What Should Advisors Watch?
In view of sustained low inflation, consider allocating to short- to medium-duration debt.
- Weak credit growth may delay private capex, pressuring earnings for capex-heavy firms.
- Equities are rising, but soft demand suggests sticking to quality over chasing the entire market
- Geopolitical trade shifts could create sector-specific winners (pharma, defence, EVs)

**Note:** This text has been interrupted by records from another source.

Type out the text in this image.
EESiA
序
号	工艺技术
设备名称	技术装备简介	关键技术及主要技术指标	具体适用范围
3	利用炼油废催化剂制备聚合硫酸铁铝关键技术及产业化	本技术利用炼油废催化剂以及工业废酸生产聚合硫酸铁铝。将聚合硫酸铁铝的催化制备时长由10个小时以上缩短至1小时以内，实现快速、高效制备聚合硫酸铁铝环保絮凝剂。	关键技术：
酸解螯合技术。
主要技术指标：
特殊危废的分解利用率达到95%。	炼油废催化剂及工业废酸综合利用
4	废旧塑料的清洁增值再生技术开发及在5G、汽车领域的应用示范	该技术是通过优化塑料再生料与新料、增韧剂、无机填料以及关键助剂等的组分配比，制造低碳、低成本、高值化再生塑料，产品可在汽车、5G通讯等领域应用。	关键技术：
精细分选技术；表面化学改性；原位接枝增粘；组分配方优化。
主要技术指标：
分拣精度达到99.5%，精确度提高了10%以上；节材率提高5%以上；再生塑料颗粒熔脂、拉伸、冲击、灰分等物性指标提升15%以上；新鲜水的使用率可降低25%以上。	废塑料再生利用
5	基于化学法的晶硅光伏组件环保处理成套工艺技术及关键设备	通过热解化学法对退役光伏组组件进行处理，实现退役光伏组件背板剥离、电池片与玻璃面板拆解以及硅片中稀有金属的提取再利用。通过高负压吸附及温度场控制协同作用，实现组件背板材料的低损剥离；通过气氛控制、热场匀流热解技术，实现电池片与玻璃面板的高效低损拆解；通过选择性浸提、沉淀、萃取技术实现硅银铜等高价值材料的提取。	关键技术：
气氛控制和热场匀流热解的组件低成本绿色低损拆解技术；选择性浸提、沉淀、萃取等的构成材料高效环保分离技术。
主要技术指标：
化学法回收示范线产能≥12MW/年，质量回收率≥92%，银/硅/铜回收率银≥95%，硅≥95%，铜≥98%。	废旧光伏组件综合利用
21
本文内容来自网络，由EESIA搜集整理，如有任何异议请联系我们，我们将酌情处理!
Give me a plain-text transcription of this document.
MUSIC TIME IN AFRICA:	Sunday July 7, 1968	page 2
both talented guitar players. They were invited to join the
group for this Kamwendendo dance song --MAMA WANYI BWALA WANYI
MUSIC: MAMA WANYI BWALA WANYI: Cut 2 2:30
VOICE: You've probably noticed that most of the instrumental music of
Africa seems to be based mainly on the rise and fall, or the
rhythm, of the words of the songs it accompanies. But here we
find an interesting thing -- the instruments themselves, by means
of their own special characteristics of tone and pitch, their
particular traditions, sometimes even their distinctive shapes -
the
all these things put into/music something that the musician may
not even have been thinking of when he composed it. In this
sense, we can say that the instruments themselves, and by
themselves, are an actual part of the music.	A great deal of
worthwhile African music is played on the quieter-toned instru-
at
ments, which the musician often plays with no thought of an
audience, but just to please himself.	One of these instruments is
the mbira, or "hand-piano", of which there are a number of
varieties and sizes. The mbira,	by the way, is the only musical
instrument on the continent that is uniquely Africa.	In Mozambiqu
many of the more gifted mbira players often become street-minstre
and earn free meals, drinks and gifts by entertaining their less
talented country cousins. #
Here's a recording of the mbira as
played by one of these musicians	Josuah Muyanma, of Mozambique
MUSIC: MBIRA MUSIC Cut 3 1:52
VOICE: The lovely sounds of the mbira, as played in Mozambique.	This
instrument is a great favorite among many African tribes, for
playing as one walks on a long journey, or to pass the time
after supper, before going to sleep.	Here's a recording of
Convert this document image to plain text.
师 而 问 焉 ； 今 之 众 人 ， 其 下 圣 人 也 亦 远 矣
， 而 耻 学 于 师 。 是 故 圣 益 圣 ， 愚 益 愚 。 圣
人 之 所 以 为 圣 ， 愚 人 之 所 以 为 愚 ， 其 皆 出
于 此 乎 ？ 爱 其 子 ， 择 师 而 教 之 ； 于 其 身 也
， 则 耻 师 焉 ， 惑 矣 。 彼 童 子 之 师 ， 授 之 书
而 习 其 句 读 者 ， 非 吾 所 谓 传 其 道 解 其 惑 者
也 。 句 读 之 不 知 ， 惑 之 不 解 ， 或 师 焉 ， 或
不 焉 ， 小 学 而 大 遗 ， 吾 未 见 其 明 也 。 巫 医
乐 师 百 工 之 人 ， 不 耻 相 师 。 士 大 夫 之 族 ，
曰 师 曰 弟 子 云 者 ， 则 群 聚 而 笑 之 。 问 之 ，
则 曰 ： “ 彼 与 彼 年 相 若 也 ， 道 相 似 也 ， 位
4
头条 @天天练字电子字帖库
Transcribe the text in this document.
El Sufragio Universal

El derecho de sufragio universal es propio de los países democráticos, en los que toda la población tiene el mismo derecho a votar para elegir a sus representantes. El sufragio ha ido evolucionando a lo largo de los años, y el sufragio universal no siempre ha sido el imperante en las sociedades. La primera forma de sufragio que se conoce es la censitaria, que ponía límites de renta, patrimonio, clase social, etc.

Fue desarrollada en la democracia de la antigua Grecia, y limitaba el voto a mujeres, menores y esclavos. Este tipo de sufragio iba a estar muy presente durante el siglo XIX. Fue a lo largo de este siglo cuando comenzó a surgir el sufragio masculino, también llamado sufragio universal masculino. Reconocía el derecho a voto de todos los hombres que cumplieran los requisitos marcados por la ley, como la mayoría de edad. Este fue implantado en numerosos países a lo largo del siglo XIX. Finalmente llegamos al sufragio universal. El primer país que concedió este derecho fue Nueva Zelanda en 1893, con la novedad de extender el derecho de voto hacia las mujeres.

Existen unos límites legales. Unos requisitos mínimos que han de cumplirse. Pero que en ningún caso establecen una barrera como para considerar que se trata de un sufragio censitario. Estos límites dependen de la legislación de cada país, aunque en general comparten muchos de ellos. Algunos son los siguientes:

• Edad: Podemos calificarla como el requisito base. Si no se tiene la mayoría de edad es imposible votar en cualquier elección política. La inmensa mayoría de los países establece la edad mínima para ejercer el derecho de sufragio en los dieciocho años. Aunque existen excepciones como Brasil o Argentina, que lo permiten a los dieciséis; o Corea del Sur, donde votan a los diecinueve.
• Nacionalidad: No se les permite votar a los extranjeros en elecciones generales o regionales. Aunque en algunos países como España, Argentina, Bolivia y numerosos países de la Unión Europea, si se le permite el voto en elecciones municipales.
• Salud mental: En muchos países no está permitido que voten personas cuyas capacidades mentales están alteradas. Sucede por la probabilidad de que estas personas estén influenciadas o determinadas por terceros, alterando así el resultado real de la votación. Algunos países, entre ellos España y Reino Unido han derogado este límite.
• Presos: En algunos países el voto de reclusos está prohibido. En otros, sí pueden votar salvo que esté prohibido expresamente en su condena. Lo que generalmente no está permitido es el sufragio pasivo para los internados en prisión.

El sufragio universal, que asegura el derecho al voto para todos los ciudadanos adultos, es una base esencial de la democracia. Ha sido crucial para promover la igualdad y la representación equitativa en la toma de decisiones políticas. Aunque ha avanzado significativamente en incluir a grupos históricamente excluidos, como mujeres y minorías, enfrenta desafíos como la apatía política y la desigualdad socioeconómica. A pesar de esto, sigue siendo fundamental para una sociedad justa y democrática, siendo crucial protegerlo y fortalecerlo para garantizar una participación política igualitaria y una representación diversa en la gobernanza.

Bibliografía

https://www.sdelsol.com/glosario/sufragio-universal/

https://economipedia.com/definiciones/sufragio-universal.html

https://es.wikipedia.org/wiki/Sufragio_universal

India's macro terrain in 2025 is defined by contrast: rising real returns versus slowing credit, external optimism versus internal caution, and strategic trade opportunity amid geopolitical friction. For financial advisors, it’s a moment to stay alert—not just to headline numbers, but to underlying shifts in momentum across sectors, policy, and global dynamics. The coming quarters will test the durability of the fixed income revival and the depth of India’s growth story. Staying agile and data-informed will be key.
Disclaimer: The information provided in this blog is based on publicly available information and is intended solely for personal information, awareness, and educational purposes and should not be considered as financial advice or a recommendation for investment decisions. We have attempted to provide accurate and factual information, but we cannot guarantee that the data is timely, accurate, or complete. India Macro Indicators or any of its representatives will not be liable or responsible for any losses or damages incurred by the readers as a result of this blog. Readers of this blog should rely on their own investigations and take their own professional advice.